A further sculpture can now be added to my blog - a camshaft sculpted from an old Austin engine that would have been in one of the original mini's and coincidentally, the Riley Elf that my dad owned when we were children.
Here the camshaft can be seed covered in the embroidered fabric and then cling film to help the moulding process. It is then left to dry.
This is the underside of the camshaft and fabric. Unfortunately the camshaft has started to rust and has marked the fabric as can be seen in the image below. I am not sure if I like the obvious link or not .
Camshaft and shadow |
When trying to photograph the camshaft, a really lovely shadow was also recorded. I must book a session at the photography studio at uni and see how I can develop this further. This provides a great sense of ethereality: for the fabric parts are not real, they are a suggestion of loss and longing but they are also quite beautiful. In my need to be perfect and take on roles that were beyond my normal remit as a wife and mother I am realising that there is an inner strength that allows us to do such things when we really have too, but what now needs to be found now is the strength to realise that this endeavour to be so perfect is not always needed and that my best might be equally worthwhile.
Here is a thread drawing of the camshaft on mull (fabric used for making spine and lining books). I have various papers and fabrics to try drawing on with thread purchased form Shepherds of Gillingham Street, London. I want to know what happens when I draw on materials that are not actually made for embroidery and have unusual grains, thickness and texture. Materials that will may distort my image during the process of making or afterwards.
Still I wonder why my thread drawings are fairly successful when my pencil and paper drawings are very much weaker. My fear of failing on paper was making it worse, I could not relax and enjoy the process: I knew or rather worried that people would say or think that I could not draw. But inside I knew loved too, and through using a tool that I grew up with, in an unconventional manner i.e. making no preliminary marks on the fabric and just working from direct observation with one starting point and finishing point, I could begin to free up the creative process because the drawings just would not be perfect but perhaps might work quite well.
So where next?
I have to decide if I want to try and persist with getting BMW to let me take a photograph of a modern mini engine so that I can create a free machine embroidered engine on dissolvable fabric (a technique first used in tear 2). Whilst i realise that there is the issue of privacy and secrecy, I will still hope.
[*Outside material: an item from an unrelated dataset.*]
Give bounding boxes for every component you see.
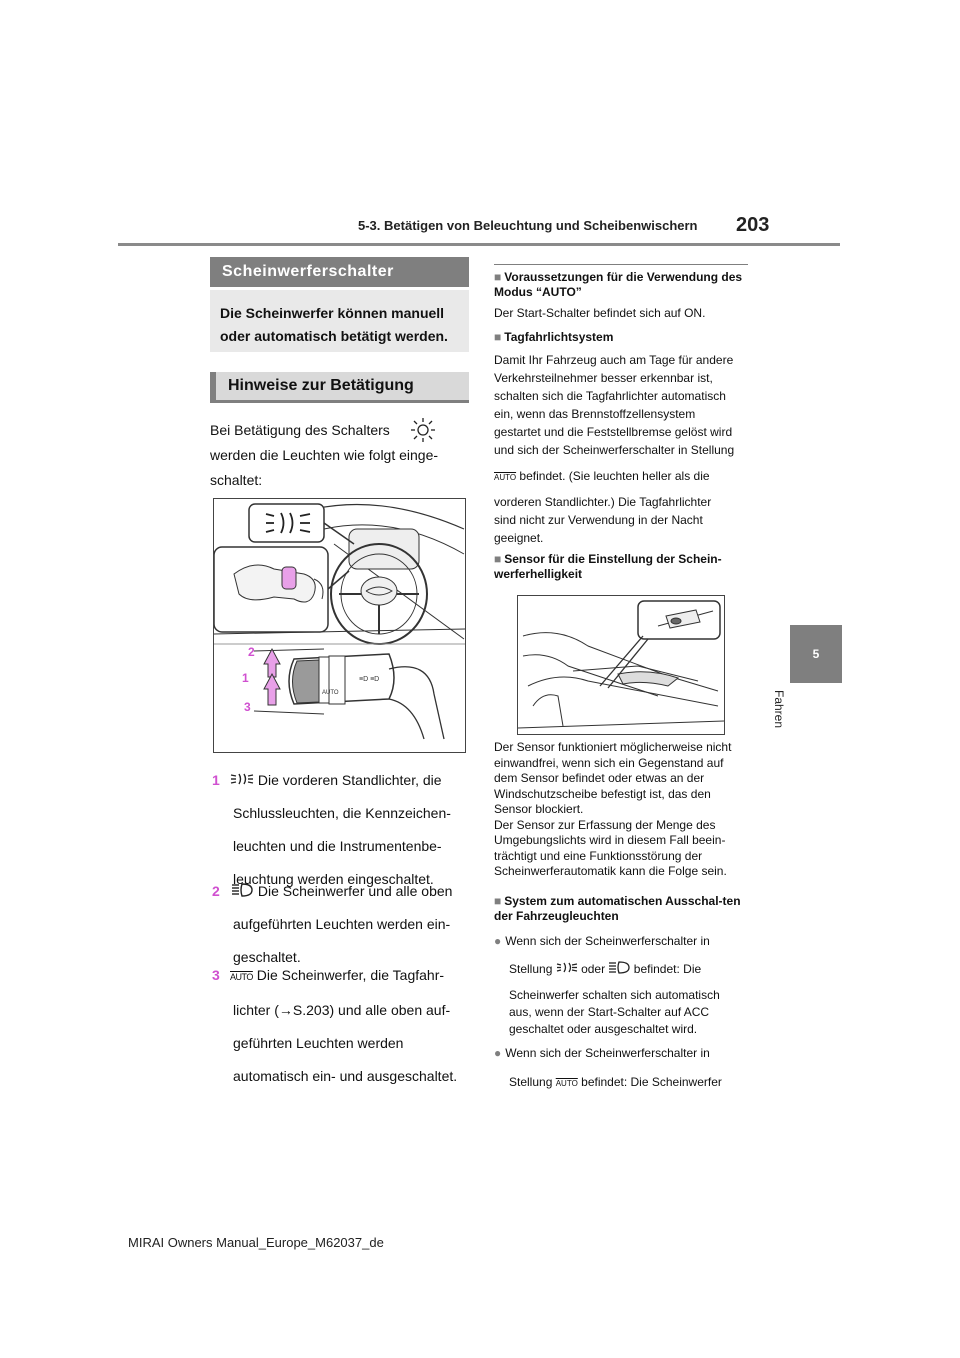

Shall I continue making sculptures from the old Austin engine and it's component parts that were in the original mini - various component parts and then the engine (courtesy of Graham).
Think about a different engine completely to draw - after all it is about the need to be perfect, our fear of failure explored through the association of female and male roles. So I am off to Warminster on Monday to photograph the old Bristol car engine at Spencer Lane Jones. The company had it's origins in Bristol before the start of the Nineteenth Century and grew after it's role in aviation development during the Second World War. This manufacturer was a big part of my childhood: my dad was a bus driver and drove the green route master bus with the Bristol engine. I also love old cars and their sense of history - who owned the cars, what journeys were made and who might yet continue the restore and care for our past and continue it's future.